It’s time for another CHN community question, where we tap our members to share brief thoughts in issues related to their journey, and try to shed light on what the Catholic Church teaches on various matters. This week’s question:
If your Christian tradition recited the Apostles’ Creed or the Nicene Creed, how did it treat the word “catholic” in those creeds? Was it omitted? Changed? Kept, but with an asterisk?
Please reply with your comments, and be sure to check the results of other CHN community questions in our forum!
In the OPC (Orthodox Presbyterian Church), we said it each week, but the pastor always qualified it by saying it didn’t mean “Roman Catholic” but merely “universal.”
“Methinks thou dost protest too much.” 🙂
Funny. A little Shakespeare.
It’s kind of strange how we took the meaning of ‘Catholic’, = ‘Universal’, to mean the opposite of what the early church intended by the term. By ‘Catholic’, they mean that the One Church was intended to be ‘universal’, for all. As a Protestant, I kept understanding ‘Catholic’ to mean that anyone who named the name of Christ and believed the handful of fundamentals (virgin birth, atoning death, bodily resurrection, triune God, biblical inerrantcy, etc) was part of the big-tent, church universal.
It’s another case of reading back into history a meaning for a common term that is utterly foreign to the earliest Christians.
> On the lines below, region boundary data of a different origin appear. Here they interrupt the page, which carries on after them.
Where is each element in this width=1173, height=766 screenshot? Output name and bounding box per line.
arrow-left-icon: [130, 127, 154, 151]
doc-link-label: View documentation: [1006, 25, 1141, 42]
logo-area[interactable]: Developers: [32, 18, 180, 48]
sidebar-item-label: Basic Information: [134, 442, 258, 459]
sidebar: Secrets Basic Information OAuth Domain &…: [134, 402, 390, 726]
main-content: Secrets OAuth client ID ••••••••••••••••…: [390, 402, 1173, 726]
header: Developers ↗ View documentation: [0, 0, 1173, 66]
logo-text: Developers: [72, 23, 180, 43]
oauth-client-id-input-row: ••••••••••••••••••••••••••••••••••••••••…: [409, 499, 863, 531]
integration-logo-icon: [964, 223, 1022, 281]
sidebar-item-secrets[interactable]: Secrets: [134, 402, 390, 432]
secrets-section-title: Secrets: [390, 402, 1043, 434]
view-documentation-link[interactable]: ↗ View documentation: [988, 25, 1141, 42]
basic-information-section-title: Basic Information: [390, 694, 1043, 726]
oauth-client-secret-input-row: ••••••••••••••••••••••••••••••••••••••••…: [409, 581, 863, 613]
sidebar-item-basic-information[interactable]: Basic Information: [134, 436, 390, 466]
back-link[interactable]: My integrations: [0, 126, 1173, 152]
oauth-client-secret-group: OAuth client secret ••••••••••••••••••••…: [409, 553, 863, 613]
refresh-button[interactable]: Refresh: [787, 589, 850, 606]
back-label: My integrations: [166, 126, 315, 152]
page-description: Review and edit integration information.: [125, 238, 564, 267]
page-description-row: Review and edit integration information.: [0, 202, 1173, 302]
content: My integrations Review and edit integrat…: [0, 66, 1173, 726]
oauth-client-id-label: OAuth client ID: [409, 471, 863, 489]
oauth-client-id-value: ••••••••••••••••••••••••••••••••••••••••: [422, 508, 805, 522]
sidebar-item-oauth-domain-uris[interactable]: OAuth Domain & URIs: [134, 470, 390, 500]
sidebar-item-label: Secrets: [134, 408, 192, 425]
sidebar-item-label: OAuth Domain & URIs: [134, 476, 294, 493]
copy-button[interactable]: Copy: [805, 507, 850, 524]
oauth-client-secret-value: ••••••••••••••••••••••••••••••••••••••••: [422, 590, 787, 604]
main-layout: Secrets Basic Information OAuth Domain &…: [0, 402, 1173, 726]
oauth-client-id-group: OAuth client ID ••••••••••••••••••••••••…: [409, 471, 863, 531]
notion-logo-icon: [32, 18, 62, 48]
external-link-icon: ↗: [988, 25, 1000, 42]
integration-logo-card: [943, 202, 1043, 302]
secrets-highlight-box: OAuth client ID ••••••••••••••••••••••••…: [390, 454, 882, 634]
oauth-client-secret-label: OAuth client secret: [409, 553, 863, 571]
As a PCUSA (or what became that) Presbyterian, we took it as “universal”, not the Catholic Church. We knew the church was unified before the Reformation and we accepted the Creeds (and used to recite the Apostles Creed every week in the 50s and 60s). We didn’t see things all the time in opposition to the Catholic Church as some fundamentalists do; we just viewed it all as the history of the Christian church and the way things were. Now when I joined what became the ELCA Lutherans, in one church we belonged to they changed “catholic” to “Christian” in the Creed.